Now I know that we enjoy a sport where man vs. man is the main show and we do not want the UCI WorldTour turning into Formula One. I am not suggesting we should change that basic premise, one thrown into stark relief this week by news that Fabian Cancellara is planning to tackle the ‘athletes hour record’, itself a creation of the UCI, which retrospectively expunged the marks set by Boardman and rival Graeme Obree achieved with a ‘superman’ position and then-radical tri bars (Boardman, of course, later claimed the athletes record on a conventional track machine).

I personally look back with fond memories to a time when Laurent Fignon versus Greg Lemond also meant a battle of the bikes: the aero handlebar against the Frenchmen’s ponytail, if you will. But we now have a situation where you or I, given enough money, can specify a top end Cannondale, Trek, Specialized or such like to weigh nearly 1.5kg less than the legal UCI limit while our racing heroes have their mechanics add weight to bring bikes back up to regulation heft. Surely this is against the spirit of these very rules?

When you look at some of the components available to strip weight – and here I am thinking of EE Cycleworks brakes, Cannondale SI cranks, Tune hubs, anything by Enve, to name but a few – it does make you wonder what the big guys could do with a clean piece of paper, unencumbered by the UCI big wigs.

Before the world governing boday became involved in such things, at a time when Specialized and Cannondale were making early forays into the peloton, both manufacturers would show “concept bikes” at the major trade gatherings. These bikes may have been the wild imaginings of the men who designed them and were often impractical, but as well as impressing the crowds, they usually had some element that could be relied upon to make the leap to production.

LOOK’s beautiful 695 AeroLight is UCI certified but must be built up to weigh 6.8kg for use in competition

With some hardtail mountain bikes now built ‘ready to race’ at well under 9kg, the road bike connoisseur can’t help imagine how light a bike to be raced on tarmac could be.

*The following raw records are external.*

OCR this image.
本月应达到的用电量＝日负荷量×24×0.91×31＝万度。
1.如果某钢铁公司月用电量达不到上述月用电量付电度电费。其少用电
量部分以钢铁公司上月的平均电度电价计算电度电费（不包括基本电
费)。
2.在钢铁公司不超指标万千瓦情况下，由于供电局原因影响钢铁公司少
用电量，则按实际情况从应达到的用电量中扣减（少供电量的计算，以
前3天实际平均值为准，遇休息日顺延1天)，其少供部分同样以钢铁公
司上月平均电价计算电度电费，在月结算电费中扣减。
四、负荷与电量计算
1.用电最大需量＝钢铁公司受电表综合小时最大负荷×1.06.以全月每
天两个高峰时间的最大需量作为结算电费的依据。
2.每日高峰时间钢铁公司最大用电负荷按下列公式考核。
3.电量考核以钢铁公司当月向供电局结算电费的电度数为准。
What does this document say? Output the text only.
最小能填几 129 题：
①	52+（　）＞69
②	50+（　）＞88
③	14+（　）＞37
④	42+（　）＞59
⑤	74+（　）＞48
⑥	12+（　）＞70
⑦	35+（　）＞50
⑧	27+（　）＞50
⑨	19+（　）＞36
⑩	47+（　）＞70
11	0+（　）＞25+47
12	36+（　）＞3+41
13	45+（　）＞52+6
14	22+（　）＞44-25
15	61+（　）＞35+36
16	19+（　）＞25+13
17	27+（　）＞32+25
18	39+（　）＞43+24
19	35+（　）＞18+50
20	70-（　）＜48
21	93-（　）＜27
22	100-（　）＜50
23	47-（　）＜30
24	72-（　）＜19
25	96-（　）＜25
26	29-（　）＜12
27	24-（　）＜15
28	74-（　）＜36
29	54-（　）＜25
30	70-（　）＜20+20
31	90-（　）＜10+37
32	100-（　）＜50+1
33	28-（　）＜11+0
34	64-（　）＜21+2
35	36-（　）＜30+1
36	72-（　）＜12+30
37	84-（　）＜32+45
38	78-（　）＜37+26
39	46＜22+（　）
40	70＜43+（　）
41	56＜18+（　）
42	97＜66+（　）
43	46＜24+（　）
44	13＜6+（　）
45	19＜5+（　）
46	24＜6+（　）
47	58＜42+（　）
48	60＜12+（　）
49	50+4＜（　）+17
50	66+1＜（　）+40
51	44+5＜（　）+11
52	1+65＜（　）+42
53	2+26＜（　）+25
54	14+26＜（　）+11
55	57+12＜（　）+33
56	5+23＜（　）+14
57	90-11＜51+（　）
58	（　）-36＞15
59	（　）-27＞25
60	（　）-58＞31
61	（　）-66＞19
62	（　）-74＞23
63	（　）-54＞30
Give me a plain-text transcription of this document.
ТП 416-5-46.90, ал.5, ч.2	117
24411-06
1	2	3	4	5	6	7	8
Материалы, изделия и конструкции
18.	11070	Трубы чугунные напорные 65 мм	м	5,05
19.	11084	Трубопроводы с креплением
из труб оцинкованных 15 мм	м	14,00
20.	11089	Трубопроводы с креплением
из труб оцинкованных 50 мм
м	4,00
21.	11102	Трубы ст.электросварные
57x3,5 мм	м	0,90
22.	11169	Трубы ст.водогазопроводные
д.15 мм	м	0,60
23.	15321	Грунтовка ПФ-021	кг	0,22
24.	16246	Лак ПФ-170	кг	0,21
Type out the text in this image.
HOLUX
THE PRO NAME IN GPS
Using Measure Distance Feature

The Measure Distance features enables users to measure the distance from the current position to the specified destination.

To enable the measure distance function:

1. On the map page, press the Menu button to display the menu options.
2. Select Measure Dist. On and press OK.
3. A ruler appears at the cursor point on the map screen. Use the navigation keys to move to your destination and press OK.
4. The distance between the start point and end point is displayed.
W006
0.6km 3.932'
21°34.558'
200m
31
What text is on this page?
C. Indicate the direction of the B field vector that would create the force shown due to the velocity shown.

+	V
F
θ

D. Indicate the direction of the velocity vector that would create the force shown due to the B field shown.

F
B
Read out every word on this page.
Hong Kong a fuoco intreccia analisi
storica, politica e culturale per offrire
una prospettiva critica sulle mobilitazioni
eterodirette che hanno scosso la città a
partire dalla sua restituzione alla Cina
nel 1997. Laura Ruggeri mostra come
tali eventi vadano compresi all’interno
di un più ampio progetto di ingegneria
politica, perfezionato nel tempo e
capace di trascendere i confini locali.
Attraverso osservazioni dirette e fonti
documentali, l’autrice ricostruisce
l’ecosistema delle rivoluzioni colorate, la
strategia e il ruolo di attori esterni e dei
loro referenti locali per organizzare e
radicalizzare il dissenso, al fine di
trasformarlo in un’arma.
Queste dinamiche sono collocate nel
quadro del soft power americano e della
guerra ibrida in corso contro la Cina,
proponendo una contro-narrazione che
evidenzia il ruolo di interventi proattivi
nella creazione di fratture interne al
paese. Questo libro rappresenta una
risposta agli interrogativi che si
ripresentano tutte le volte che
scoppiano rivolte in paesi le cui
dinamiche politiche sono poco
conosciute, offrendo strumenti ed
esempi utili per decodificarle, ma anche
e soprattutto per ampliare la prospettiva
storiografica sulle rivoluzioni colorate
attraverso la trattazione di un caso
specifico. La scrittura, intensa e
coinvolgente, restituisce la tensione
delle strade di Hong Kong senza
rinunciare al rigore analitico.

Most framesets are designed to take the components of Shimano, SRAM or Campagnolo, yet Honda et al tend to manufacture 70 to 80 per cent of their motorcycles from scratch. Surely there must be an Adrian Newey-type figure just waiting to design an entire bicycle from the ground up, utilizing an integrated approach without compromise to the components of third parties, however well-established those manufacturers might be. Can you imagine McLaren finishing their latest F1 challenger only to buy in the rear wing?

We see this approach bubbling under from the likes of Factor and must give a nod to LOOK, whose 695 AeroLight certainly points the way towards an all-encompassing design philosophy. The French brand’s integrated carbon chainset and elegantly concealed brakes, and Factor’s approach to fork and stem arrangements, certainly gives hope for what might follow.

I for one would like to see this philosophy flourish and produce an ever faster and lighter selection of super bikes that would up the ante both for intrigue and spectacle. Perhaps the next  significant modification – one that would allow others to follow – should be made to UCI regulations.